EU Anti-dumping Duties "Unwarranted": Chinese Bicycle Makers
[2011-07-20 09:42:31]
Chinese bicycle makers on July 19, 2011 condemned the proposed extension of the anti-dumping duties on their products as "unwarranted," urging the European Union (EU) to drop the 18-year-old duties.
Representatives from the China Chamber of Commerce for Machinery and Electronic Products (CCCME) and the China Bicycle Association (CBA) arrived in Brussels on July 18, 2011 for a hearing with the European Commission on the issue.
"The proposal of the European Commission to extend the duties for another three years is totally unwarranted," Senior Commissioner for CCCME Zhang Peisheng told reporters at a press conference here on on July 19, 2011.
Zhang said that Chinese bicycle imports into the EU had decreased by 38 percent during the three year review investigation period, and at the same time, their average prices had risen by an enormous 125 percent since 2007.
"Based on these two trends alone, it is impossible to agree that Chinese bicycles have caused any injury to the EU bicycle industry. This simply defies the basic laws of economics," Zhang explained.
The EU has imposed anti-dumping duties on imports of bicycles originating in China since 1993 following the allegation of the European Bicycle Manufacturers Association (EMBA) that Chinese bicycle producers were dumping in the EU and squeezing them out of the market.
The duties were previously rolled over twice, first in 2000 and again in 2005 following affirmative findings of the European Commission through expiry review investigations, making them one of the longest EU anti-dumping measures against Chinese products.
The duty rate, initially set at 30.6 percent, was raised to 48.5 percent in 2005.
The European Commission's proposal found that the EU industry' profitability was considerable lower than the previous review investigation back in 2005, ranging from 0.6 percent to 2.2 percent.
However, the CCCME and the CBA rigourously dispute that this is because of Chinese bicycle imports.
"During the review investigation period, and especially in 2008 and 2009, Chinese bicycle import volumes were at their lowest levels for many years," said Guo Haiyan from the CBA. "Yet the EU industry moved into negative profitability for the first time in 10 years."
"This shows that there is absolutely no relationship between Chinese imports and the situation of the EU bicycle industry," Guo said.
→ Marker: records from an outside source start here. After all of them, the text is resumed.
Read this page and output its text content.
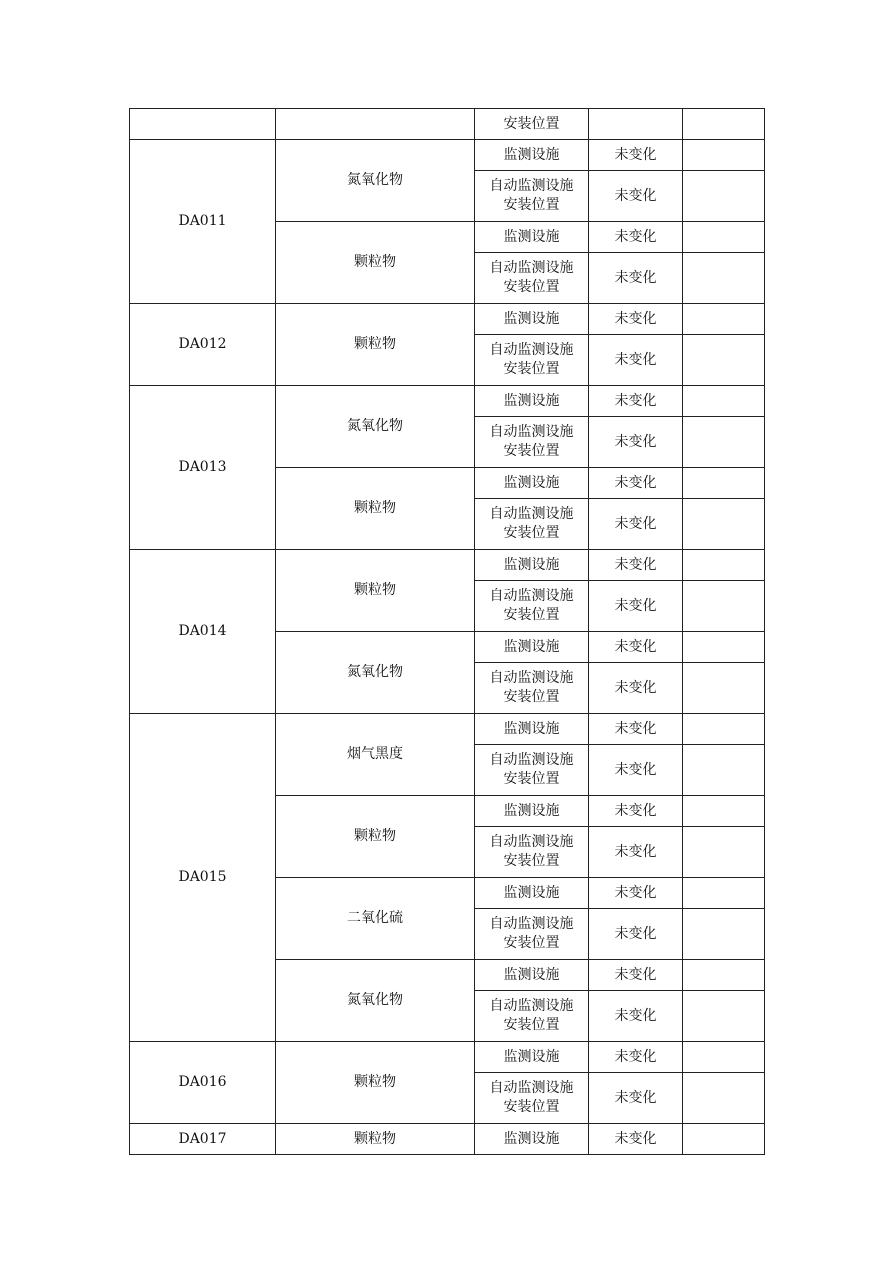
		安装位置		
DA011	氮氧化物	监测设施	未变化	
		自动监测设施
安装位置	未变化	
	颗粒物	监测设施	未变化	
		自动监测设施
安装位置	未变化	
DA012	颗粒物	监测设施	未变化	
		自动监测设施
安装位置	未变化	
DA013	氮氧化物	监测设施	未变化	
		自动监测设施
安装位置	未变化	
	颗粒物	监测设施	未变化	
		自动监测设施
安装位置	未变化	
DA014	颗粒物	监测设施	未变化	
		自动监测设施
安装位置	未变化	
	氮氧化物	监测设施	未变化	
		自动监测设施
安装位置	未变化	
DA015	烟气黑度	监测设施	未变化	
		自动监测设施
安装位置	未变化	
	颗粒物	监测设施	未变化	
		自动监测设施
安装位置	未变化	
	二氧化硫	监测设施	未变化	
		自动监测设施
安装位置	未变化	
	氮氧化物	监测设施	未变化	
		自动监测设施
安装位置	未变化	
DA016	颗粒物	监测设施	未变化	
		自动监测设施
安装位置	未变化	
DA017	颗粒物	监测设施	未变化	
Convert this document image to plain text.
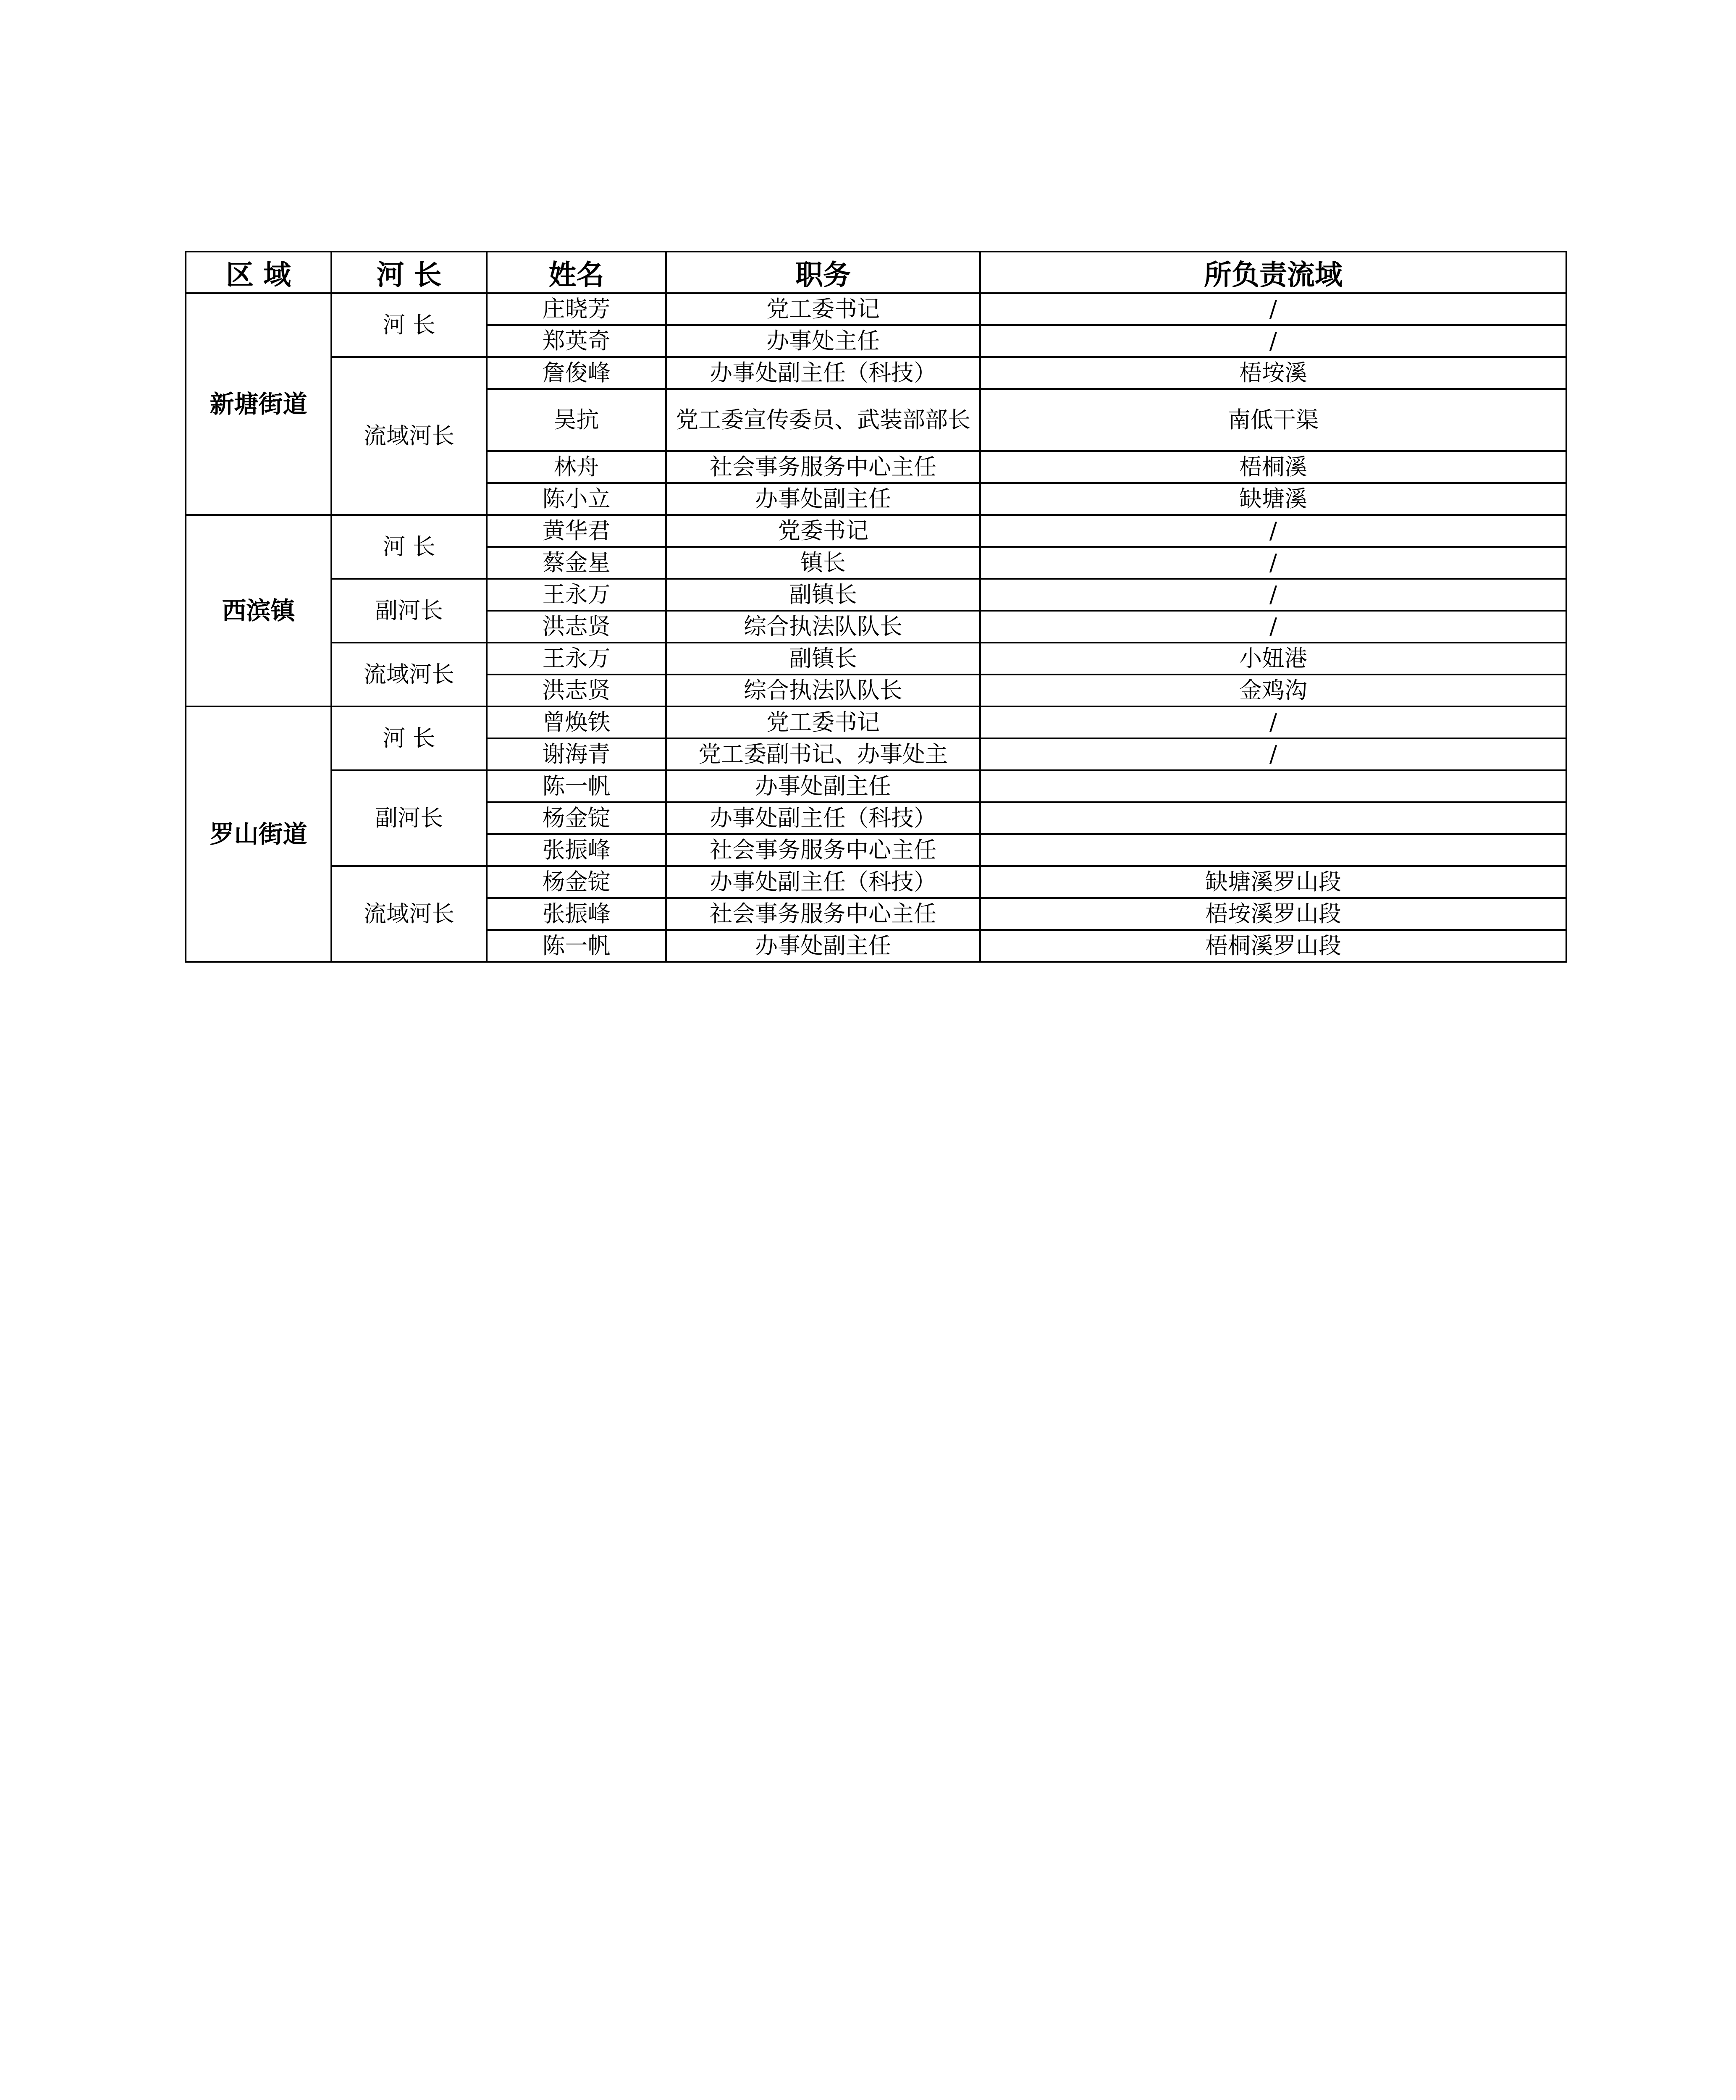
区 域	河 长	姓名	职务	所负责流域
新塘街道	河 长	庄晓芳	党工委书记	/
		郑英奇	办事处主任	/
	流域河长	詹俊峰	办事处副主任（科技）	梧垵溪
		吴抗	党工委宣传委员、武装部部长	南低干渠
		林舟	社会事务服务中心主任	梧桐溪
		陈小立	办事处副主任	缺塘溪
西滨镇	河 长	黄华君	党委书记	/
		蔡金星	镇长	/
	副河长	王永万	副镇长	/
		洪志贤	综合执法队队长	/
	流域河长	王永万	副镇长	小妞港
		洪志贤	综合执法队队长	金鸡沟
罗山街道	河 长	曾焕铁	党工委书记	/
		谢海青	党工委副书记、办事处主	/
	副河长	陈一帆	办事处副主任	
		杨金锭	办事处副主任（科技）	
		张振峰	社会事务服务中心主任	
	流域河长	杨金锭	办事处副主任（科技）	缺塘溪罗山段
		张振峰	社会事务服务中心主任	梧垵溪罗山段
		陈一帆	办事处副主任	梧桐溪罗山段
Both kinds of bicycles, she said, are sold in different market segments in the EU.
The European Commission's analysis also confirms that Chinese market share of bicycle sales in the EU is now at its lowest level for several years at 3.0 percent.
And the loss of Chinese bicycle market share in the EU did not benefit EU industry either.
Eric Jiang of Jurisino Law Firm in Beijing, one of the lawyers representing the Chinese manufacturers, said "The space left by Chinese bicycles was filled by imports from non-EU countries like Thailand and Sri Lanka."
"This shows that there is little if any competitive overlap between EU-made bicycles and Chinese ones," Jiang said.
Dr Robert MacLean of Squires Sanders Hammonds, another law firm appointed to assist the Chinese producers, said that obviously the EU industry did not make good use of the protection granted by the European Commission for 18 years to adapt itself to global competition.
The Chinese delegation also complained the lack of transparency of the hearing with the European Commission. Jiang said that no one kept records of what the Chinese delegation said and the hearing was just for effect compared with those conducted in the United States and Canada.